Why? I can only assume it’s because people have characters; talents; free will; choice. Of course, too many (if not most) people are crushed this way and that by cages of convention, culture and childbirth over which they have no control, perhaps even to the point of helplessness. But the moment we start to deny that humans have volition that can inexplicably contradict the apparently interminable forces of destiny, then we start to deny what it means to be human. In philosophy there is the ‘Black Box’ theory; the idea that we can understand what goes into the human mind (the black box) and what comes out (the behaviour) but we will never be able to fully understand what goes on inside the black box. I’ll buy that. Trying to nail down exactly what genius is, is as hopeless a task as catching Tinkerbell in a butterfly net, or grabbing a fairy tale with an iron claw. It’s a modern Questing Beast, if you like your allusions Arthurian, and I do. (If you’re interested in this, look up New Mysterianism. It’s not a New Age cult; more, I would say, a necessary and rational deferment of judgement.) As Socrates allegedly said, the beginning of wisdom is knowing how little one knows.
So I must be very wise indeed. Until someone proves otherwise, I’ll assume that practise is great, and that hard work is a key factor to getting ahead; that lucky breaks or otherwise are hugely helpful, and that some people are just good at some things- especially if they keep trying. Thanks for the tips, though, Malcolm. I look forward to reading your follow up, Fire is Hot.
|A bastion of elitism and institutionalised racism|
Oh boy, oh boy. A response, below, got me thinking about Harry Potter’s educational experiences. Perhaps you’ve heard of him? I know this is a well worn path, but tinkering around on the wiki entry for Scotland’s premier selective boarding school with a giant squid made comment irresistable. Here are some of the things that immediately struck me:
1. It’s a selective boarding school, with fees payable. What’s the selection criteria? Ability? Faith? Wealth? Er, no, actually, it’s birth. If you’re ‘born magic, or not,’ as the book puts it. So if you’re a member of the lucky sperm club you qualify for entrance. Oh, how jolly egalitarian. Of course, qualification still doesn’t imply admission, as the poorer candidates (like Tom Riddle) find out. You still have to cough up the Galleons, or groats, or whatever the Hell wizards buy their milk with. Dumbledore magnanimously allows that ‘there are funds available for students who cannot afford robes and books.’ Oh, thank ‘ee mazzer.

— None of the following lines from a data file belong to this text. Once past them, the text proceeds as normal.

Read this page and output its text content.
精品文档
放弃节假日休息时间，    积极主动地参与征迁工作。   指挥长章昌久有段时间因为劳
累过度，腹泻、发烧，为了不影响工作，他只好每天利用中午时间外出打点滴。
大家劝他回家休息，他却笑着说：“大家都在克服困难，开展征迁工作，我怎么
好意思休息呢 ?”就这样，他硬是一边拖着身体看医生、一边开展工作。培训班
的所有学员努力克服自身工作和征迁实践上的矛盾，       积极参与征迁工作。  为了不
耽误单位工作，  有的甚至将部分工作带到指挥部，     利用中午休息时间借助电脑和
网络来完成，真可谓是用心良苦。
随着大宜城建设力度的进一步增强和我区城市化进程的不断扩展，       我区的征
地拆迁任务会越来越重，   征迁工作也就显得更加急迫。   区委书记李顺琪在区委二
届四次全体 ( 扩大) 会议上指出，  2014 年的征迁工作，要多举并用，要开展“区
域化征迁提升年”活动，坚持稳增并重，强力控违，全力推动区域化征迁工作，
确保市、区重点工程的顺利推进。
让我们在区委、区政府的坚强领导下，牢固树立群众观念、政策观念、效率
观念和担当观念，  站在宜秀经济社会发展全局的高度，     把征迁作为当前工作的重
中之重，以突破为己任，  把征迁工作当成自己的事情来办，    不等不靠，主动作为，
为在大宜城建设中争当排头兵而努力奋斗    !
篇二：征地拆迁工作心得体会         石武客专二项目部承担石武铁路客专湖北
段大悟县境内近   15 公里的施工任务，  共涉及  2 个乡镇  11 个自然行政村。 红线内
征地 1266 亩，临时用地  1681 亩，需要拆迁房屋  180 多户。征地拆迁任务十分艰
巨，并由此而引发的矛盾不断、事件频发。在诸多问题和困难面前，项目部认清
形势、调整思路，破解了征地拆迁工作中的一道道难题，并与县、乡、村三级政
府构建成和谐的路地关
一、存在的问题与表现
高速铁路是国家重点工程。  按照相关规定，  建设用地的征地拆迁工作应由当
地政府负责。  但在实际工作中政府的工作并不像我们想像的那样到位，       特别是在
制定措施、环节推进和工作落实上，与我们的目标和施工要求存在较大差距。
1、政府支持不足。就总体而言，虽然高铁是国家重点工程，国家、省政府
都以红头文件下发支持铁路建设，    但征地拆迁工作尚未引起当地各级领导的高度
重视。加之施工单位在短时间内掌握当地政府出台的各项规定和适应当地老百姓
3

He might have added ‘And snuff, and truffles.’ How can they stand being in the same Highlands as the rabble?
Hermione shouldn’t be hopping about with her knickers in a twist about the House Elves, despite their servile lack of class consciousness; she should be painting placards about the scandalous admission system. Born magic or not? Hmm, so we have an educational hierarchy of pure bloods, half-bloods, squibs and Muggles do we? Can I smell the bonfire of class war? You’re born into one or the other? I believe Gandhi was quite specific about this: the untouchables must be integrated with the mainstream. And I understand Marx had a few words to say on the matter, something about History, and Chains.

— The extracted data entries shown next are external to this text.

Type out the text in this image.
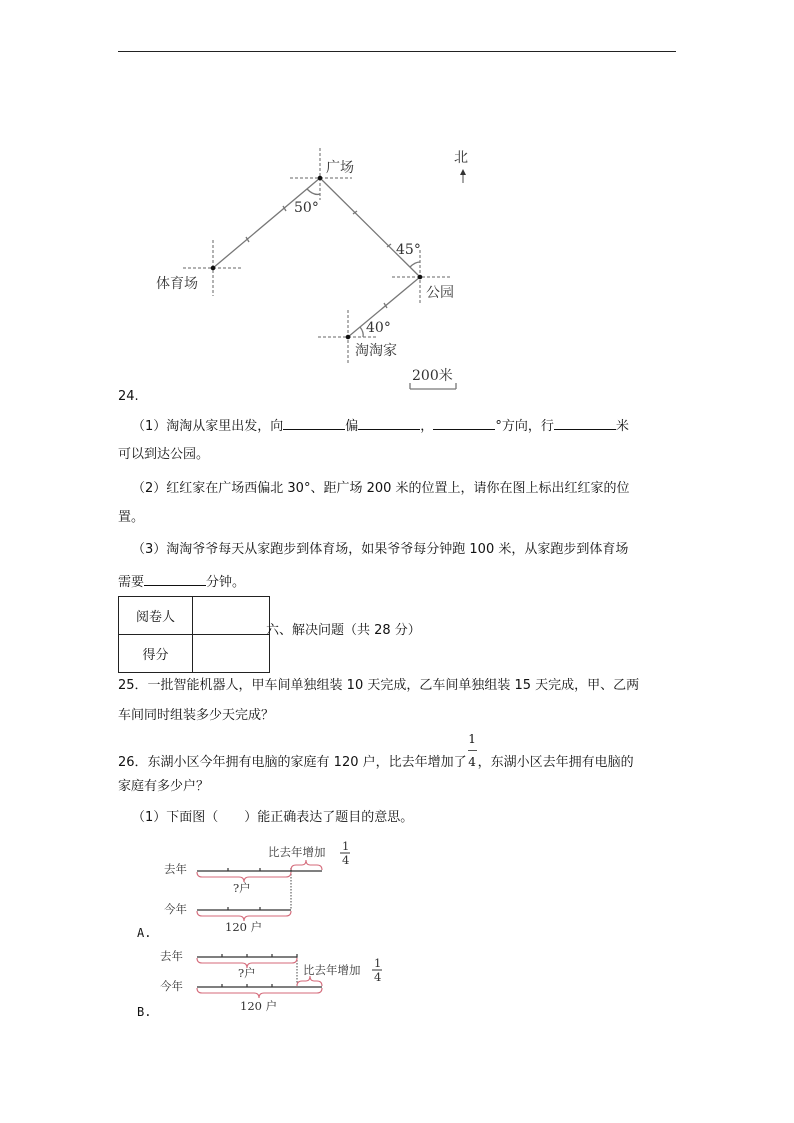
广场
体育场
公园
淘淘家
北
50°
45°
40°
200米
去年
今年
?户
120 户
比去年增加 1
4
去年
今年
?户
120 户
比去年增加 1
4
24.
（1）淘淘从家里出发，向	偏	，	°方向，行	米
可以到达公园。
（2）红红家在广场西偏北 30°、距广场 200 米的位置上，请你在图上标出红红家的位
置。
（3）淘淘爷爷每天从家跑步到体育场，如果爷爷每分钟跑 100 米，从家跑步到体育场
需要	分钟。
阅卷人	
得分	
六、解决问题（共 28 分）
25．一批智能机器人，甲车间单独组装 10 天完成，乙车间单独组装 15 天完成，甲、乙两
车间同时组装多少天完成？
26．东湖小区今年拥有电脑的家庭有 120 户，比去年增加了 $\frac{1}{4}$，东湖小区去年拥有电脑的
家庭有多少户？
（1）下面图（　　）能正确表达了题目的意思。
A.
B.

Still, is the accident of occult genes any more indicative of inequality than the multiple benefits that fortuitous birth conveys upon any non-magical child? A healthy series of trimesters, sturdy nutrition, the down-payment against stress that financial security brings, the confidence of a supportive nest, and the opportunities of doors opened by friends and family…none of these are the child’s fault, and one can hardly be surprised that they take advantage of them, just as one cannot begrudge a parent for grasping every opportunity for their offspring. Is a magical chromosome any more or less unjust than that?

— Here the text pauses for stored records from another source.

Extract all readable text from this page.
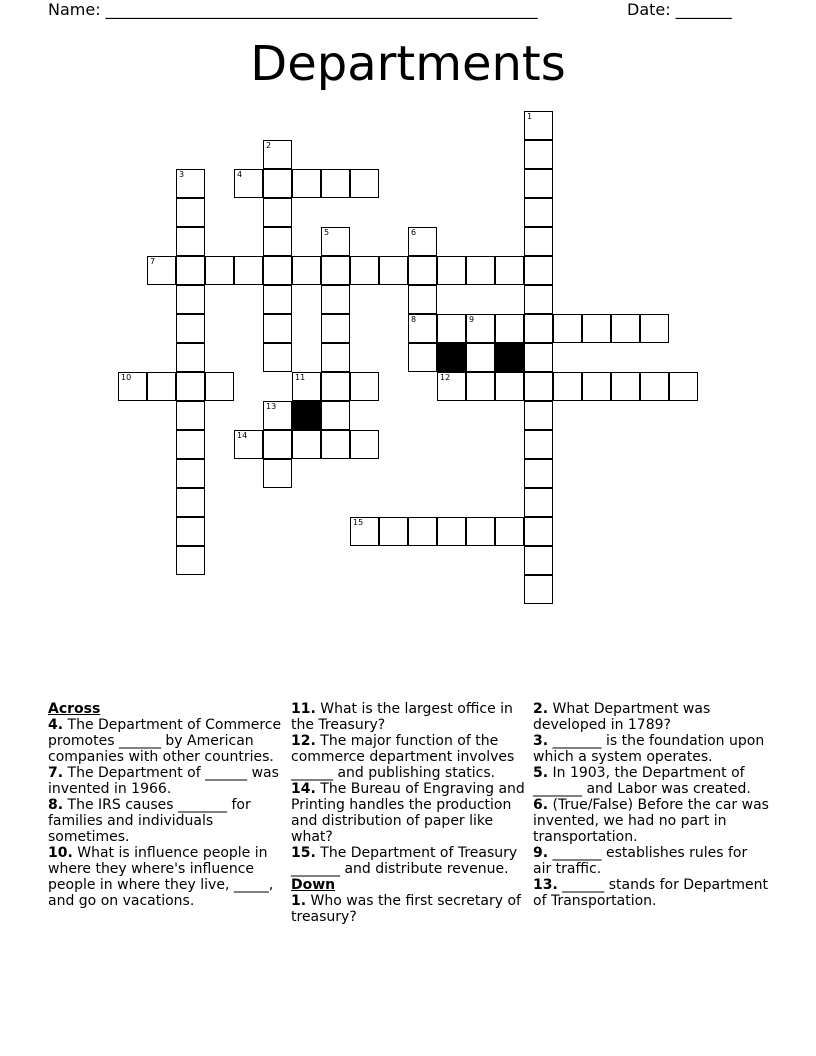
Name: ______________________________________________________	Date: _______
Departments
1
2
3	4
5	6
7
8	9
10	11	12
13
14
15
Across

4. The Department of Commerce promotes ______ by American companies with other countries.

7. The Department of ______ was invented in 1966.

8. The IRS causes _______ for families and individuals sometimes.

10. What is influence people in where they where's influence people in where they live, _____, and go on vacations.

11. What is the largest office in the Treasury?

12. The major function of the commerce department involves ______ and publishing statics.

14. The Bureau of Engraving and Printing handles the production and distribution of paper like what?

15. The Department of Treasury _______ and distribute revenue.

Down

1. Who was the first secretary of treasury?

2. What Department was developed in 1789?

3. _______ is the foundation upon which a system operates.

5. In 1903, the Department of _______ and Labor was created.

6. (True/False) Before the car was invented, we had no part in transportation.

9. _______ establishes rules for air traffic.

13. ______ stands for Department of Transportation.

Perhaps if the school was serious about equality (which it isn’t, but that might not be such a bad thing, because equality is a hydra-headed concept, and at least some of the definitions aren’t universally positive: equal rights for all animals, for example, leads to murder trials for stepping on an ant), then it would have a number of places reserved for non-magical students, who would be led through seven fruitless, soul destroying years of being crap at everything (except hiding from Slytherin predators in the showers), with extra time in their exams (which they would still fail) and having spells made even easier for them (and yet strangely, still uncastable). Then they would be entered for soemthing like ‘Knowledge of How to Open Ye Doors’ GCSE, which they would all then pass with a C, and the school could record that it had entirely complied with the Occult Ability Equality Act, as well as top up their pass rate.
|‘So you see, we’re just better than the other people.’|
2. Differentiation/ Streaming. While no streaming in lessons is immediately apparent, there’s one system that should have every educator choking on his porridge: the Sorting Hat. Yes, pupils at Hogwarts are selected for Houses again, not by ability, not in order to result in an integrated mix of gender, race and ethnicity…no , they’re selected by character. You heard me. If you show courage, bravery, loyalty, nerve and chivalry, then it’s Gryffindor for you, which I imagine is full of the most self-righteous, arrogant and entitled set of stuffed robes in the known world. ‘Yes, I’m in Gryffindor; yah, actually I am pretty brave and honest, yah.’ The most noble people I know are often the most modest; they would, by default, shrink away from describing themselves with such glowing terms. What must that do to their noodles?
Hufflepuff values hard work, tolerance, loyalty, and fair play. Boy, I bet they’re hammering at the door to get into Hufflepuff. ‘Oh, I got into Hufflepuff, did I? I must be a bit of a thick grunt then. Right-oh. Best get on, then.’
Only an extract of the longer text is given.